By Dave Andrusko
It was a Christmas miracle. Out of the carnage and destruction from the tornado that ripped through parts of the Midwest , Tennessee River Valley, and Kentucky earlier this month, a quick-thinking grandmother saved her two grandbabies by sheltering them in a bathtub.
The miracle? The tornado ripped the bathtub out of the ground where it “was found in her yard, upside down, with the babies underneath,” The Associated Press reported. “Authorities from the sheriff’s office drove to the end of grandmother Clara Lutz’s driveway and reunited her with the two children.”
As the tornado approached, “All I could say was, ‘Lord please bring my babies back safely. Please, I beg thee,’” she remembered. “Next thing I knew, the tub had lifted and it was out of my hands. I couldn’t hold on.
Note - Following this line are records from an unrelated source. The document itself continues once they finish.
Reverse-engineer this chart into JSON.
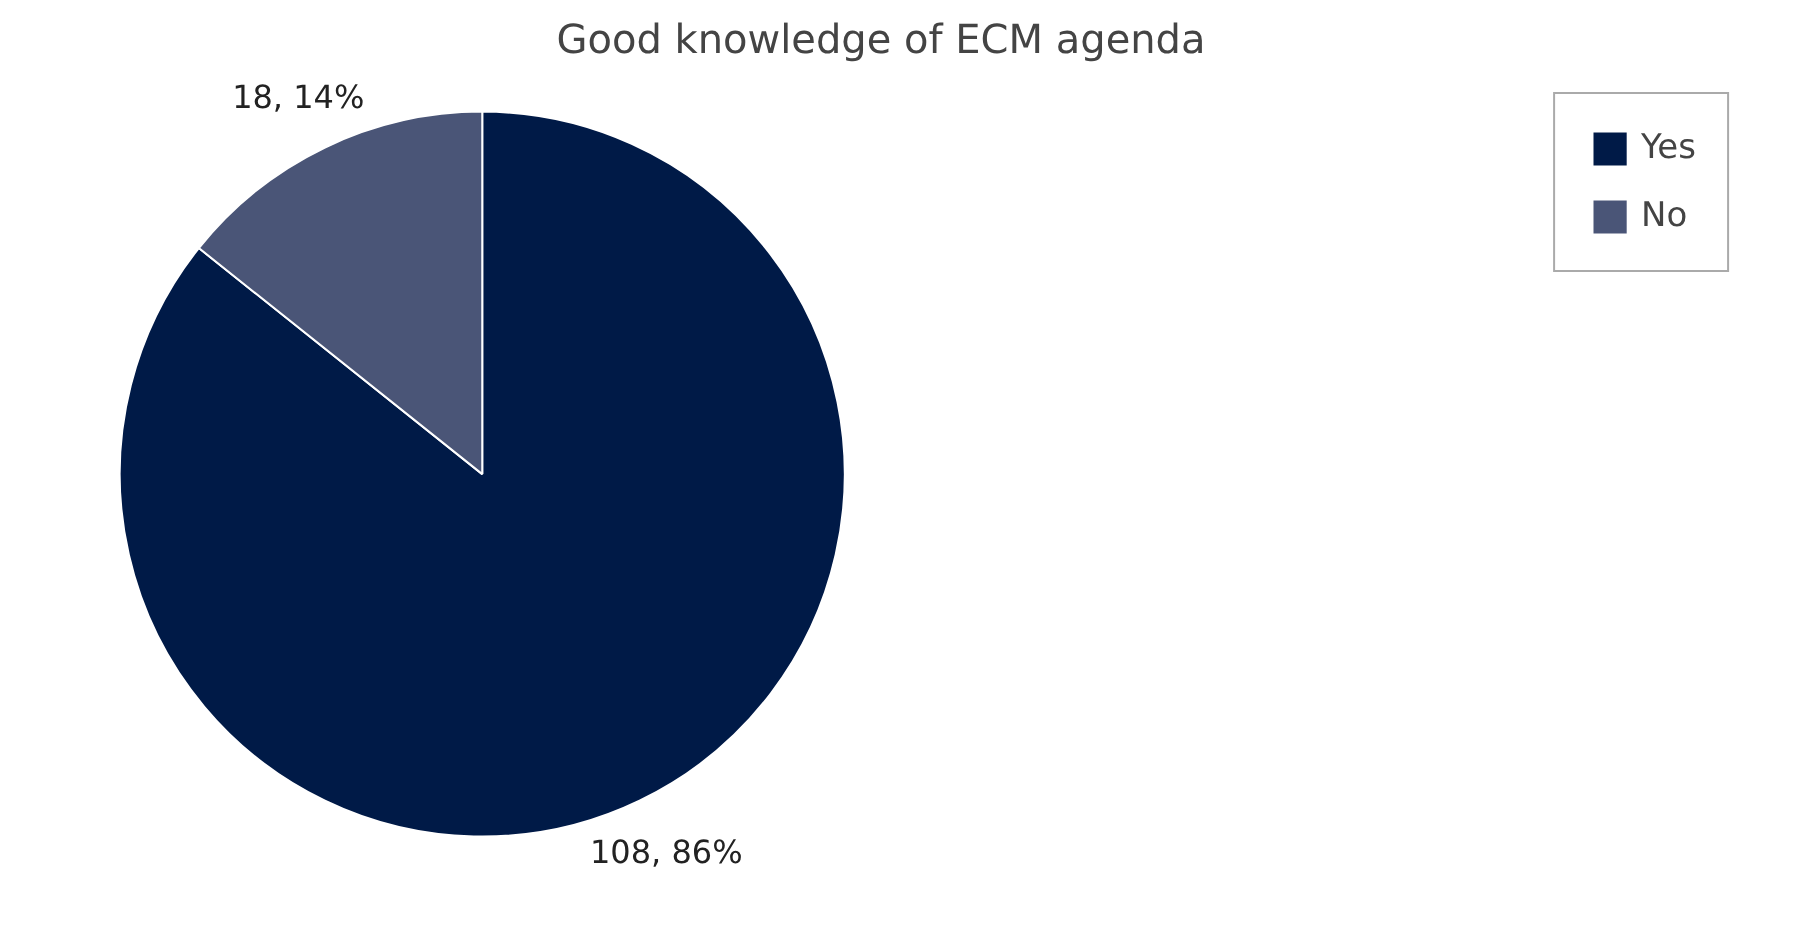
{
  "chart_data": {
    "type": "pie",
    "title": "Good knowledge of ECM agenda",
    "categories": [
      "Yes",
      "No"
    ],
    "values": [
      108,
      18
    ],
    "colors": [
      "#001a47",
      "#4a5577"
    ],
    "value_labels": [
      "108, 86%",
      "18, 14%"
    ],
    "legend": "top right"
  }
}
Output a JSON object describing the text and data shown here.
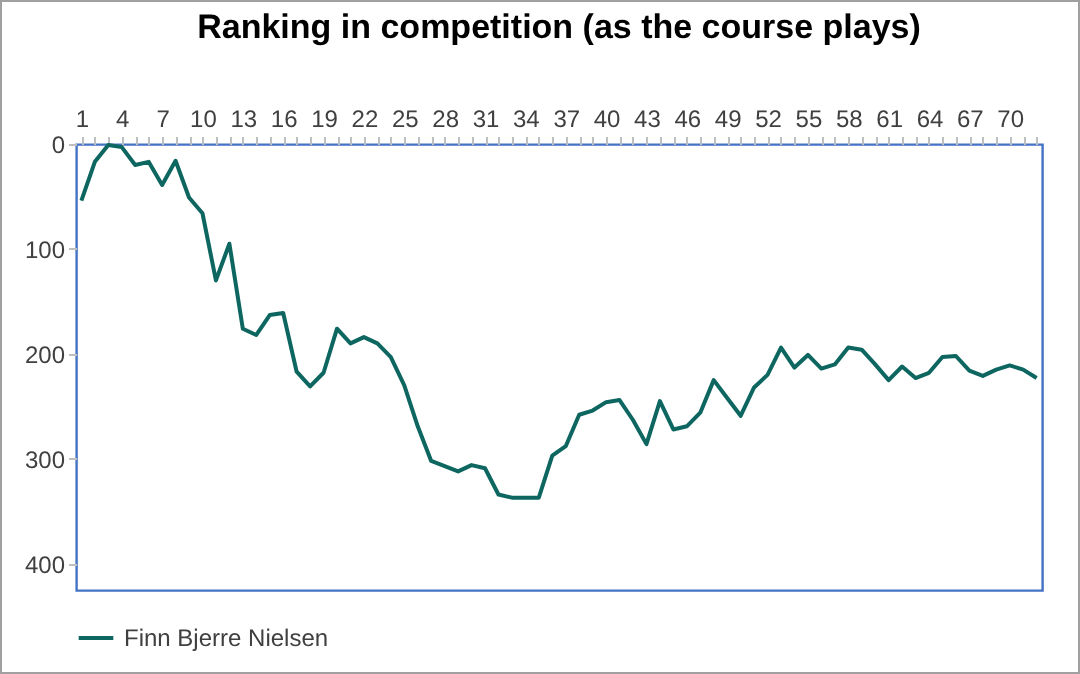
{
  "chart_data": {
    "type": "line",
    "title": "Ranking in competition (as the course plays)",
    "categories": [
      "1",
      null,
      null,
      "4",
      null,
      null,
      "7",
      null,
      null,
      "10",
      null,
      null,
      "13",
      null,
      null,
      "16",
      null,
      null,
      "19",
      null,
      null,
      "22",
      null,
      null,
      "25",
      null,
      null,
      "28",
      null,
      null,
      "31",
      null,
      null,
      "34",
      null,
      null,
      "37",
      null,
      null,
      "40",
      null,
      null,
      "43",
      null,
      null,
      "46",
      null,
      null,
      "49",
      null,
      null,
      "52",
      null,
      null,
      "55",
      null,
      null,
      "58",
      null,
      null,
      "61",
      null,
      null,
      "64",
      null,
      null,
      "67",
      null,
      null,
      "70",
      null,
      null
    ],
    "series": [
      {
        "name": "Finn Bjerre Nielsen",
        "color": "#0e6660",
        "values": [
          54,
          17,
          1,
          3,
          20,
          17,
          39,
          16,
          51,
          66,
          130,
          95,
          176,
          182,
          163,
          161,
          217,
          231,
          218,
          176,
          190,
          184,
          190,
          203,
          230,
          269,
          302,
          307,
          312,
          306,
          309,
          334,
          337,
          337,
          337,
          297,
          288,
          258,
          254,
          246,
          244,
          263,
          286,
          245,
          272,
          269,
          256,
          225,
          242,
          259,
          232,
          220,
          194,
          213,
          201,
          214,
          210,
          194,
          196,
          210,
          225,
          212,
          223,
          218,
          203,
          202,
          216,
          221,
          215,
          211,
          215,
          223
        ]
      }
    ],
    "ylim": [
      425,
      0
    ],
    "yticks": [
      0,
      100,
      200,
      300,
      400
    ],
    "grid": false,
    "legend": "bottom",
    "marker": "none",
    "line_style": "solid"
  }
}
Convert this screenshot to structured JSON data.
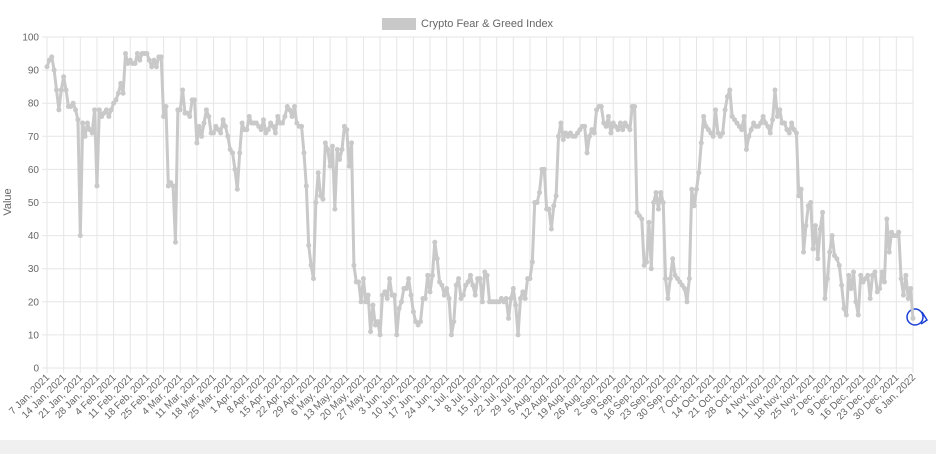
{
  "chart_data": {
    "type": "line",
    "y_label": "Value",
    "legend": "top",
    "grid": true,
    "ylim": [
      0,
      100
    ],
    "yticks": [
      0,
      10,
      20,
      30,
      40,
      50,
      60,
      70,
      80,
      90,
      100
    ],
    "categories": [
      "7 Jan, 2021",
      null,
      null,
      null,
      null,
      null,
      null,
      "14 Jan, 2021",
      null,
      null,
      null,
      null,
      null,
      null,
      "21 Jan, 2021",
      null,
      null,
      null,
      null,
      null,
      null,
      "28 Jan, 2021",
      null,
      null,
      null,
      null,
      null,
      null,
      "4 Feb, 2021",
      null,
      null,
      null,
      null,
      null,
      null,
      "11 Feb, 2021",
      null,
      null,
      null,
      null,
      null,
      null,
      "18 Feb, 2021",
      null,
      null,
      null,
      null,
      null,
      null,
      "25 Feb, 2021",
      null,
      null,
      null,
      null,
      null,
      null,
      "4 Mar, 2021",
      null,
      null,
      null,
      null,
      null,
      null,
      "11 Mar, 2021",
      null,
      null,
      null,
      null,
      null,
      null,
      "18 Mar, 2021",
      null,
      null,
      null,
      null,
      null,
      null,
      "25 Mar, 2021",
      null,
      null,
      null,
      null,
      null,
      null,
      "1 Apr, 2021",
      null,
      null,
      null,
      null,
      null,
      null,
      "8 Apr, 2021",
      null,
      null,
      null,
      null,
      null,
      null,
      "15 Apr, 2021",
      null,
      null,
      null,
      null,
      null,
      null,
      "22 Apr, 2021",
      null,
      null,
      null,
      null,
      null,
      null,
      "29 Apr, 2021",
      null,
      null,
      null,
      null,
      null,
      null,
      "6 May, 2021",
      null,
      null,
      null,
      null,
      null,
      null,
      "13 May, 2021",
      null,
      null,
      null,
      null,
      null,
      null,
      "20 May, 2021",
      null,
      null,
      null,
      null,
      null,
      null,
      "27 May, 2021",
      null,
      null,
      null,
      null,
      null,
      null,
      "3 Jun, 2021",
      null,
      null,
      null,
      null,
      null,
      null,
      "10 Jun, 2021",
      null,
      null,
      null,
      null,
      null,
      null,
      "17 Jun, 2021",
      null,
      null,
      null,
      null,
      null,
      null,
      "24 Jun, 2021",
      null,
      null,
      null,
      null,
      null,
      null,
      "1 Jul, 2021",
      null,
      null,
      null,
      null,
      null,
      null,
      "8 Jul, 2021",
      null,
      null,
      null,
      null,
      null,
      null,
      "15 Jul, 2021",
      null,
      null,
      null,
      null,
      null,
      null,
      "22 Jul, 2021",
      null,
      null,
      null,
      null,
      null,
      null,
      "29 Jul, 2021",
      null,
      null,
      null,
      null,
      null,
      null,
      "5 Aug, 2021",
      null,
      null,
      null,
      null,
      null,
      null,
      "12 Aug, 2021",
      null,
      null,
      null,
      null,
      null,
      null,
      "19 Aug, 2021",
      null,
      null,
      null,
      null,
      null,
      null,
      "26 Aug, 2021",
      null,
      null,
      null,
      null,
      null,
      null,
      "2 Sep, 2021",
      null,
      null,
      null,
      null,
      null,
      null,
      "9 Sep, 2021",
      null,
      null,
      null,
      null,
      null,
      null,
      "16 Sep, 2021",
      null,
      null,
      null,
      null,
      null,
      null,
      "23 Sep, 2021",
      null,
      null,
      null,
      null,
      null,
      null,
      "30 Sep, 2021",
      null,
      null,
      null,
      null,
      null,
      null,
      "7 Oct, 2021",
      null,
      null,
      null,
      null,
      null,
      null,
      "14 Oct, 2021",
      null,
      null,
      null,
      null,
      null,
      null,
      "21 Oct, 2021",
      null,
      null,
      null,
      null,
      null,
      null,
      "28 Oct, 2021",
      null,
      null,
      null,
      null,
      null,
      null,
      "4 Nov, 2021",
      null,
      null,
      null,
      null,
      null,
      null,
      "11 Nov, 2021",
      null,
      null,
      null,
      null,
      null,
      null,
      "18 Nov, 2021",
      null,
      null,
      null,
      null,
      null,
      null,
      "25 Nov, 2021",
      null,
      null,
      null,
      null,
      null,
      null,
      "2 Dec, 2021",
      null,
      null,
      null,
      null,
      null,
      null,
      "9 Dec, 2021",
      null,
      null,
      null,
      null,
      null,
      null,
      "16 Dec, 2021",
      null,
      null,
      null,
      null,
      null,
      null,
      "23 Dec, 2021",
      null,
      null,
      null,
      null,
      null,
      null,
      "30 Dec, 2021",
      null,
      null,
      null,
      null,
      null,
      null,
      "6 Jan, 2022"
    ],
    "series": [
      {
        "name": "Crypto Fear & Greed Index",
        "color": "#c9c9c9",
        "values": [
          91,
          93,
          94,
          90,
          84,
          78,
          84,
          88,
          84,
          79,
          79,
          80,
          78,
          75,
          40,
          74,
          70,
          74,
          72,
          71,
          78,
          55,
          78,
          76,
          77,
          78,
          76,
          78,
          80,
          81,
          83,
          86,
          83,
          95,
          92,
          93,
          92,
          92,
          95,
          93,
          95,
          95,
          95,
          93,
          91,
          93,
          91,
          94,
          94,
          76,
          79,
          55,
          56,
          55,
          38,
          78,
          78,
          84,
          77,
          77,
          76,
          81,
          81,
          68,
          73,
          70,
          74,
          78,
          76,
          71,
          71,
          73,
          72,
          71,
          75,
          73,
          70,
          66,
          65,
          60,
          54,
          65,
          74,
          72,
          72,
          76,
          74,
          74,
          74,
          73,
          72,
          75,
          71,
          72,
          74,
          73,
          71,
          76,
          74,
          74,
          76,
          79,
          78,
          76,
          79,
          74,
          73,
          73,
          65,
          55,
          37,
          31,
          27,
          50,
          59,
          52,
          51,
          68,
          66,
          61,
          67,
          48,
          66,
          63,
          66,
          73,
          72,
          61,
          68,
          31,
          26,
          26,
          20,
          27,
          20,
          22,
          11,
          19,
          13,
          14,
          10,
          22,
          23,
          21,
          27,
          22,
          22,
          10,
          18,
          20,
          24,
          24,
          27,
          22,
          17,
          14,
          13,
          14,
          21,
          21,
          28,
          23,
          28,
          38,
          33,
          26,
          25,
          22,
          24,
          21,
          10,
          14,
          25,
          27,
          21,
          22,
          25,
          26,
          28,
          25,
          22,
          27,
          27,
          20,
          29,
          28,
          20,
          20,
          20,
          20,
          20,
          21,
          20,
          21,
          15,
          21,
          24,
          19,
          10,
          21,
          23,
          21,
          27,
          27,
          32,
          50,
          50,
          53,
          60,
          60,
          48,
          48,
          42,
          49,
          52,
          70,
          74,
          69,
          71,
          70,
          71,
          70,
          70,
          71,
          72,
          73,
          73,
          65,
          70,
          72,
          71,
          78,
          79,
          79,
          74,
          73,
          76,
          71,
          74,
          73,
          72,
          74,
          72,
          74,
          73,
          72,
          79,
          79,
          47,
          46,
          45,
          31,
          32,
          44,
          30,
          50,
          53,
          48,
          53,
          50,
          27,
          21,
          27,
          33,
          28,
          27,
          26,
          25,
          24,
          20,
          27,
          54,
          49,
          54,
          59,
          68,
          76,
          73,
          72,
          71,
          70,
          78,
          71,
          70,
          71,
          78,
          82,
          84,
          76,
          75,
          74,
          73,
          72,
          76,
          66,
          70,
          72,
          74,
          73,
          73,
          74,
          76,
          74,
          73,
          71,
          75,
          84,
          76,
          78,
          74,
          74,
          72,
          71,
          74,
          72,
          71,
          52,
          54,
          35,
          43,
          49,
          50,
          36,
          43,
          33,
          42,
          47,
          21,
          27,
          35,
          40,
          34,
          33,
          31,
          25,
          18,
          16,
          28,
          24,
          29,
          20,
          16,
          28,
          26,
          27,
          28,
          21,
          28,
          29,
          23,
          24,
          29,
          26,
          45,
          35,
          41,
          40,
          40,
          41,
          27,
          22,
          28,
          21,
          24,
          15
        ]
      }
    ]
  }
}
I just – oh my God,” according to WFIE-TV.
Lutz was babysitting 15-month-old Kaden and 3-month-old Dallas when she learned the tornado was headed directly toward them. “She said she put Kaden and Dallas in the bathtub, all the while praying for their safety,” she told the AP. “With them, she said she placed a Bible and blankets and pillows to protect them.”
After the tornado struck, Lutz went outside and searched for anyone who could help, Jordan Yaney reported
Two sheriff’s deputies and two community members were out in the wreckage.
In their search through the debris, they found the overturned bathtub, with the babies inside.
“I just heard the sound of crying or screaming coming from a distance,” said Deputy Troy Blue.
Two of the men lifted the bathtub, while Deputy Trent Arnold and another man pulled the babies from the tub.
Body cam footage from the Hopkins County Sheriff’s Office revealed the moment where the babies were found and returned to their grandmother.
“The sheriff came down,” Lutz told WFIE-TV. “I got in the sheriff’s car down at the end of my driveway, and it wasn’t long after that that they opened up the door and brought me Kaden, my 15-month-old. And they brought me my three-month-old, baby Dallas. They brought him to me.”
Lutz’s whole house was stripped down to the foundation, but she told Yancey “She doesn’t care about the material loss and credits God for saving her grandchildren’s lives.”